I tasted a dry-farmed tomato, grown without any irrigation, at the Santa Barbara farmers market that summer, and it was far and away the best I had ever eaten. Unlike the fat heirlooms I was buying in Los Angeles, the smaller tomatoes were more dense—in texture, yes, but mainly in flavor. They were like the tomato-paste equivalent of fresh tomatoes, the sum of five fruits stuffed into one. The reason was simple: When tomatoes are grown with less water, the fruit is less diluted, leaving the flavor unadulterated.
The history of tomatoes suggests that the ancestors of today’s varieties, the Mortgage Lifters and Black Krims alike, preferred things on the dry side. The wild relatives of our domesticated species still grow in the Chilean Atacama, one of the driest deserts in the world. Similarly, watermelons are thought to have originated in the Kalahari Desert, in Southern Africa, and were being cultivated in Egypt 5,000 years ago. Attempting to grow tomatoes and melons in an arid climate is nothing new.
Last year’s tomatoes, the first I planted in this backyard, were watered as infrequently as I could manage, the hose turned on only when the leaves that drooped in the afternoon heat didn’t perk up after sunset.
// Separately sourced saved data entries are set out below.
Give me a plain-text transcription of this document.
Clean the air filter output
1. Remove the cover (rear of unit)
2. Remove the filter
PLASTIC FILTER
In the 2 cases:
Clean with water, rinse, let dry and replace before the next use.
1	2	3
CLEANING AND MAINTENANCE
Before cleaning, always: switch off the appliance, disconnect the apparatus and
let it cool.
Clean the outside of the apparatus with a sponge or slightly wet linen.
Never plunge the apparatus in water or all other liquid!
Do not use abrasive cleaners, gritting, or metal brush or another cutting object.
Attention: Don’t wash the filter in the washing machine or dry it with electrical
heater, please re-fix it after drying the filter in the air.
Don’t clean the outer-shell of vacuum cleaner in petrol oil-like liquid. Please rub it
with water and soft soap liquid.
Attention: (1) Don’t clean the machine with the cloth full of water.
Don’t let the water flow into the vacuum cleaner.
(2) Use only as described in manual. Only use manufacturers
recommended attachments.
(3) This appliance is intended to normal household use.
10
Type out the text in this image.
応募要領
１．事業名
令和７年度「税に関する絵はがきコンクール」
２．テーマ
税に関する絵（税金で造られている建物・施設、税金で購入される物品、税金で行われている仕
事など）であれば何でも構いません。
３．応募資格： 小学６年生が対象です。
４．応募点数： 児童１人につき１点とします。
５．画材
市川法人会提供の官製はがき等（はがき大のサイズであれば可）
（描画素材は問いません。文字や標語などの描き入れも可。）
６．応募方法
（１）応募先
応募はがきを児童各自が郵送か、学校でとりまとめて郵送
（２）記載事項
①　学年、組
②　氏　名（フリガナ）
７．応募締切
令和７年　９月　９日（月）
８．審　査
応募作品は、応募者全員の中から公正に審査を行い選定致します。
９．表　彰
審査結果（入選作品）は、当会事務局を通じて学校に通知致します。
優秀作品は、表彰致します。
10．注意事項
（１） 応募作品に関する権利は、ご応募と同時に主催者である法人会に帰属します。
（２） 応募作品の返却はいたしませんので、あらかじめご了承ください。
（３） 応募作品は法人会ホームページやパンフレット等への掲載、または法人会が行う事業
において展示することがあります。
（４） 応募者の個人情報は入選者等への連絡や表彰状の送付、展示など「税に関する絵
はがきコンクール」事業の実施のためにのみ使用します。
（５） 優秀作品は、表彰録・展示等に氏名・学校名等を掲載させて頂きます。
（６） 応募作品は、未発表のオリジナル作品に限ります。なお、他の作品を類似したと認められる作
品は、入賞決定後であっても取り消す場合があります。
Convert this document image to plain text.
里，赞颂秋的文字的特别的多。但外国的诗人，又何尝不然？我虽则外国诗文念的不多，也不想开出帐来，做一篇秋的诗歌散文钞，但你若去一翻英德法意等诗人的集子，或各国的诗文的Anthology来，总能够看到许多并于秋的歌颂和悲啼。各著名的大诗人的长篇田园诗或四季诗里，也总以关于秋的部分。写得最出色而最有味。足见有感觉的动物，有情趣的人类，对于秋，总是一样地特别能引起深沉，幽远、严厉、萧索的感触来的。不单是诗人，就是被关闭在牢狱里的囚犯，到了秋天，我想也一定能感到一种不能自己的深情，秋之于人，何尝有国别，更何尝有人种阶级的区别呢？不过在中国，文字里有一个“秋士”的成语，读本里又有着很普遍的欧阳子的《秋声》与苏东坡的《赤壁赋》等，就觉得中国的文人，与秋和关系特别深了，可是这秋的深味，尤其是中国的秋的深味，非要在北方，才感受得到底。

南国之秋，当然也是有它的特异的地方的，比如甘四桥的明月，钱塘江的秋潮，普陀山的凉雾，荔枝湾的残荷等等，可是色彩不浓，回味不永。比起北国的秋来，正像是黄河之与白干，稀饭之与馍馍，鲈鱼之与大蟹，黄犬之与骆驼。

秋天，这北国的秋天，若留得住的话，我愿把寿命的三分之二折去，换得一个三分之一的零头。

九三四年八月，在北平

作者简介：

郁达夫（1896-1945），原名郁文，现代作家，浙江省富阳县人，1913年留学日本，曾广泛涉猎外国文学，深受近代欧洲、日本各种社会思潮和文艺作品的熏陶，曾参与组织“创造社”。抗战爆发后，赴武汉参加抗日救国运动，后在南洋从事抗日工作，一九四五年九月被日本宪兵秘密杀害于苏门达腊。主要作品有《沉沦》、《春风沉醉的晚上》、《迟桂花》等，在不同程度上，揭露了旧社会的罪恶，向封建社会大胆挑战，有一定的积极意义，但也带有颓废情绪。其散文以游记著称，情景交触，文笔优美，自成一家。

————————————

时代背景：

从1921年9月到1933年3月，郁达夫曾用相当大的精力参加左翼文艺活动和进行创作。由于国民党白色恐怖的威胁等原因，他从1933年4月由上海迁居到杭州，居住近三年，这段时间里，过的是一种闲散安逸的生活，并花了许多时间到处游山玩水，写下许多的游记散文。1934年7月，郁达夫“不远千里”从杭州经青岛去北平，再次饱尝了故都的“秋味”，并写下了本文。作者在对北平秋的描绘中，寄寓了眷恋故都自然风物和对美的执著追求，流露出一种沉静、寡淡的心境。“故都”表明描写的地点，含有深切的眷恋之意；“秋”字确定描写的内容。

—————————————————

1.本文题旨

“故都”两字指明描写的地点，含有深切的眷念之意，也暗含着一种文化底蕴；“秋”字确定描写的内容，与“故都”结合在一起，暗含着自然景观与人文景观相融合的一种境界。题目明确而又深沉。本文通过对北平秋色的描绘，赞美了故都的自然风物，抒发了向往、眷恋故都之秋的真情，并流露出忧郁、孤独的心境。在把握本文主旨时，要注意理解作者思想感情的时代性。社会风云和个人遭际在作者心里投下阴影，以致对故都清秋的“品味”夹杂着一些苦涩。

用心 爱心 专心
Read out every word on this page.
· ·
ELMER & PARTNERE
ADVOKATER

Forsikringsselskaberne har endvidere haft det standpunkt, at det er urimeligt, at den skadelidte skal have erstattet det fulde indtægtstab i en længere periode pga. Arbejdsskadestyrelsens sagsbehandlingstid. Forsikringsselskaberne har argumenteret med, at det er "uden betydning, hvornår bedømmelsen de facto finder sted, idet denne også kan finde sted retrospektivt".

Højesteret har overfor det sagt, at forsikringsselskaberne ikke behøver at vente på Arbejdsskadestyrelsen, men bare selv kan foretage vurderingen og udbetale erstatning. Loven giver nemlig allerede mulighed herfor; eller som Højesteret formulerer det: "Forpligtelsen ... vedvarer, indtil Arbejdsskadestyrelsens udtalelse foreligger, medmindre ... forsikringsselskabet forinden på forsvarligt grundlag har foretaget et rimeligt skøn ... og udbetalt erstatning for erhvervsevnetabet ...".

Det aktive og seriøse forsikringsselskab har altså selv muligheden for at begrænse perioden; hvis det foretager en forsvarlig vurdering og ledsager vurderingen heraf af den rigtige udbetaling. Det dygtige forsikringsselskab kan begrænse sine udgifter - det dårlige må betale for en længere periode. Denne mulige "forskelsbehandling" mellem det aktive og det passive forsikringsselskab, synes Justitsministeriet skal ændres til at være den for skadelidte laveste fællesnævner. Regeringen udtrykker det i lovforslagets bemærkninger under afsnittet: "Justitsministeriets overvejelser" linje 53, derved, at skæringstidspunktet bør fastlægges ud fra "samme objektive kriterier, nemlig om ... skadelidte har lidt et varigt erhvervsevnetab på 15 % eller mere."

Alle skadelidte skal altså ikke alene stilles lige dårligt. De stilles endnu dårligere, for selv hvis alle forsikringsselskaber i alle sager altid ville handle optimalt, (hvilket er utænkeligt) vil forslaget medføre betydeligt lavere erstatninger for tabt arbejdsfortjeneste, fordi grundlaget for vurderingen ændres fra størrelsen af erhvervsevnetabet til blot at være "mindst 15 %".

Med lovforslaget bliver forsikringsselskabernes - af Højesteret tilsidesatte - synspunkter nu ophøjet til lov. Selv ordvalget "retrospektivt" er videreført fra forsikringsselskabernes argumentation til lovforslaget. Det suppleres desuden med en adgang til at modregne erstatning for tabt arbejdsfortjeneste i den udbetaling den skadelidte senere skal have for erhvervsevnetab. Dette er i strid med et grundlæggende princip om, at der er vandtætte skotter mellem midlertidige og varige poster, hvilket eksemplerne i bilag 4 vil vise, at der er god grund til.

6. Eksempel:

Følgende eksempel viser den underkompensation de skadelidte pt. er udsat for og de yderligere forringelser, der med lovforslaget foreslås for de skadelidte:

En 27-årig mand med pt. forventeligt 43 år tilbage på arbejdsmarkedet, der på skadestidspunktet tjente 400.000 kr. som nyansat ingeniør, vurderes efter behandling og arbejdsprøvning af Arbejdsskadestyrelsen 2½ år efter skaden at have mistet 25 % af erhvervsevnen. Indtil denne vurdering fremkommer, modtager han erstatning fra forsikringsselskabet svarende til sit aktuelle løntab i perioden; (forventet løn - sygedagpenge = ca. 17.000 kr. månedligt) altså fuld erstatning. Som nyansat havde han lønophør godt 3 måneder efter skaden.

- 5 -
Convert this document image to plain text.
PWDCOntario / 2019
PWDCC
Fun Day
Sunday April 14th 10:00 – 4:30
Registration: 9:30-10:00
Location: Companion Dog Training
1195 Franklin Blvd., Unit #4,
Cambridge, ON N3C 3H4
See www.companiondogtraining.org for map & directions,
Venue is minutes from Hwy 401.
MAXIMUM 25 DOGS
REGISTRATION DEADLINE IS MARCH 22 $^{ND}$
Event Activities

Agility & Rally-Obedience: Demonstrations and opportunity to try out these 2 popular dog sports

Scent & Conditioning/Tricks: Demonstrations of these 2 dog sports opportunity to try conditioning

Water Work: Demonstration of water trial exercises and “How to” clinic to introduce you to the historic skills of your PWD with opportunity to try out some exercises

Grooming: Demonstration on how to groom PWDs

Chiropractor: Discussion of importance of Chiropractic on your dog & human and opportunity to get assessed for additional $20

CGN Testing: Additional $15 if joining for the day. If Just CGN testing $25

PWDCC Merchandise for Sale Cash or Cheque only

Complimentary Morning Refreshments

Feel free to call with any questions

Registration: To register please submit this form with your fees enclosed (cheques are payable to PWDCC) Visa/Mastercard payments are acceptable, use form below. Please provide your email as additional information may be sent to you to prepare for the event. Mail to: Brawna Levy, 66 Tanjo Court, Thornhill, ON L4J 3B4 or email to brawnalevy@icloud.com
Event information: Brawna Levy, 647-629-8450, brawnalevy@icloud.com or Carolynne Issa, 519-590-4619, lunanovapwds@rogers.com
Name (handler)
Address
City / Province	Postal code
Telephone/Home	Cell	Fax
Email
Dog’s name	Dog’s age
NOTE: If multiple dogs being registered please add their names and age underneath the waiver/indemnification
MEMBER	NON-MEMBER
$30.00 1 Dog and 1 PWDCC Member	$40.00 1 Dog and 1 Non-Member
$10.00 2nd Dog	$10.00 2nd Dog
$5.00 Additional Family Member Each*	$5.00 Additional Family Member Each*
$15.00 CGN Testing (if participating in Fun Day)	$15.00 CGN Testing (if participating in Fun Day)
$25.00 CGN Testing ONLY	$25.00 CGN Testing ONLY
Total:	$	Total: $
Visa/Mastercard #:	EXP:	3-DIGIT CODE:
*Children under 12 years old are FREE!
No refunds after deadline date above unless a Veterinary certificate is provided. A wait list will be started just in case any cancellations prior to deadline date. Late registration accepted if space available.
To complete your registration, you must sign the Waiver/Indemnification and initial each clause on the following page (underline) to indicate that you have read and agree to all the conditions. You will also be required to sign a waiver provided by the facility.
The bed I grew them in, six plants in all, started out as hardpan in the spring—a patch of dirt so dry and compact that a shovel couldn’t break it up. My dad, visiting from Iowa last April, bought me a pickax so I could deal with it properly.
Having started the year with what resembled a concrete slab more than a garden bed, I didn’t end up with too many tomatoes last summer, although the plants stayed healthy, even with the infrequent watering. The deep roots they developed to seek out more moisture helped further break up the soil. A few week ago, after I pulled the fava beans that preceded them to make way for peppers and eggplant, the drainage was perfect—the water immediately soaking down into the soil, going straight to the new transplant’s roots.
Part of the reason I spend so much time thinking and writing about gardening—aside from finding the subject endlessly fascinating—is to make up for the lack of free time I have to do the actual work. I haven’t got around to planting tomatoes yet, and the Desert King seeds remain in their packet. I’m expanding from the one bed I had last year, and while I hammered together the frame for the new bed weeks ago, I still haven’t spent the quality pickax time I need to break up the new plot.
I did, however, manage to plant another small experiment planting, one that likely won’t yield any of the actual product that the crop is used to make—but that doesn’t mean it hasn’t been a success.
Back in the spring, I planted two rows of sweet sorghum, the stalks of which are pressed for their juice and boiled down into a molasses-like syrup. Long before corn and soy dominated the Midwest, before sorghum came to be strongly identified (in this country, at least) with the South, it was grown by farmers across Iowa. The state produced 3 million gallons of sorghum syrup in 1863. One of the varieties I planted, Iowa Sweet, is named for that all-but-lost tradition.
The row of Iowa Sweet is still getting going, the stalks just reaching knee-high, but the other variety I planted has taken off—the tallest plants, topped with red-hued tassels, are already six feet tall. I’ve only watered them once.